Intuitions on Language Models
By Jason Wei @ OpenAI, at Stanford CS25: V4. Link here.
- next word prediction == massive multi-task learning, such as:
- grammar, world knowledge, semantics, math, code
- While overall loss improves smoothly, individual loss can improve suddenly (“emergent”).
- GPT-3.5 & GPT-4 are similar in grammer-understanding, but GPT-4 is much better in math
BTW, in this lecture, Hyung Won Chung @ OpenAI also shared some really interesting opinions about transformers. He “looked back” and compared the decoder-only structure nowaday with the encoder-decoder structure in the past.
The key point is like, we should carefully always “look back” and “rethink” about the assumptions we made along with the consequent design choices. Some assumptions might be outdated because of “scaling law” or a more general task we’re now facing. In this case, it’s better to give up the assumptions and redesign the model.
“Success in a Competitive Training Task”
By Keller Jodan, inventor of the optimizer Muon, which is later used by MoonShotAI.
I would like to quote the entire section from the author’s post.
The neural network optimization research literature is by now mostly filled with a graveyard of dead optimizers that claimed to beat AdamW, often by huge margins, but then were never adopted by the community. Hot take, I know.

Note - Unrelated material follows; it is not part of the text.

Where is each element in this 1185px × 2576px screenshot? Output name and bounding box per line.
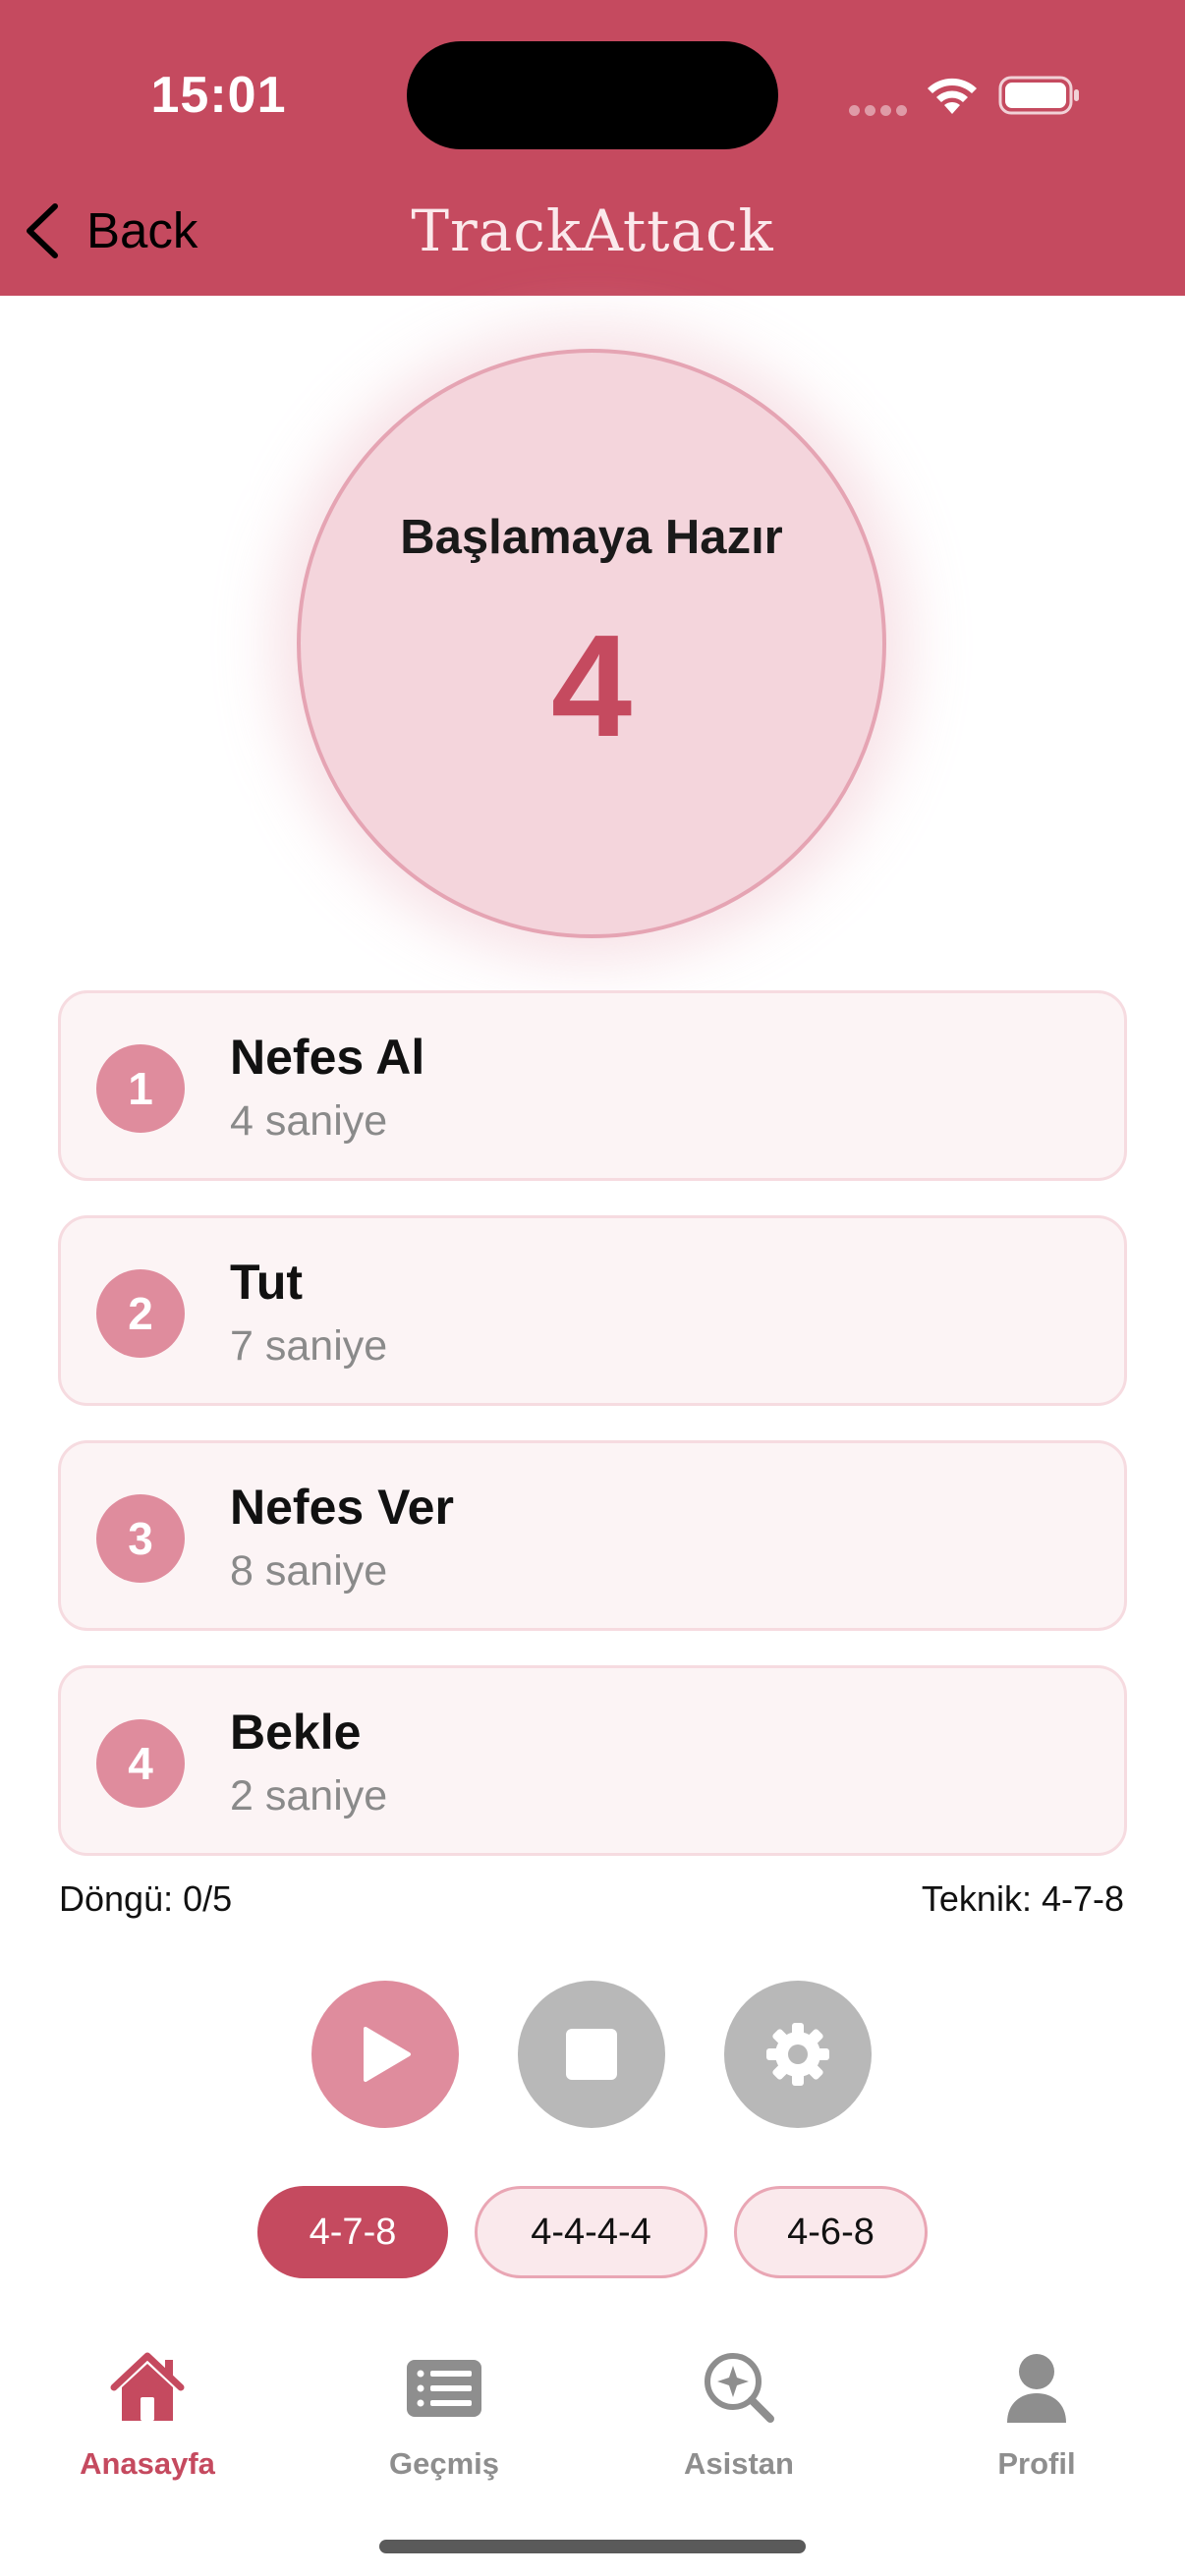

With billions of dollars being spent on neural network training by an industry hungry for ways to reduce that cost, we can infer that the fault lies with the research community rather than the potential adopters. That is, something is going wrong with the research. Upon close inspection of individual papers, one finds that the most common culprit is bad baselines: Papers often don’t sufficiently tune their AdamW baseline before comparing it to a newly proposed optimizer.
I would like to note that the publication of new methods which claim huge improvements but fail to replicate / live up to the hype is not a victimless crime, because it wastes the time, money, and morale of a large number of individual researchers and small labs who run and are disappointed by failed attempts to replicate and build on such methods every day.
To remedy this situation, I propose that the following evidential standard be adopted: The research community should demand that, whenever possible, new methods for neural network training should demonstrate success in a competitive training task.
Competitive tasks solve the undertuned baseline problem in two ways. First, the baseline in a competitive task is the prior record, which, if the task is popular, is likely to already be well-tuned. Second, even in the unlikely event that the prior record was not well-tuned, self-correction can occur via a new record that reverts the training to standard methods. The reason this should be possible is because standard methods usually have fast hardware-optimized implementations available, whereas new methods typically introduce some extra wallclock overhead; hence simply dropping the newly proposed method will suffice to set a new record. As a result, the chance of a large but spurious improvement to a standard method being persistently represented in the record history for a popular competitive task is small.
To give an example, I will describe the current evidence for Muon. The main evidence for it being better than AdamW comes from its success in the competitive task “NanoGPT speedrunning.” In particular, switching from AdamW to Muon set a new NanoGPT training speed record on 10/15/24, where Muon improved the training speed by 35%. Muon has persisted as the optimizer of choice through all 12 of the new NanoGPT speedrunning records since then, which have been set by 7 different researchers.
Muon has a slower per-step wallclock time than AdamW, so if there existed hyperparameters that could make AdamW as sample-efficient as Muon, then it would be possible to set a new record by simply chucking Muon out of the window and putting good old AdamW back in. Therefore, to trust that Muon is better than AdamW, at least for training small language models, you actually don’t need to trust me (Keller Jordan) at all. Instead, you only need to trust that there exist researchers in the community who know how to tune AdamW and are interested in setting a new NanoGPT speedrunning record. Isn’t that beautiful?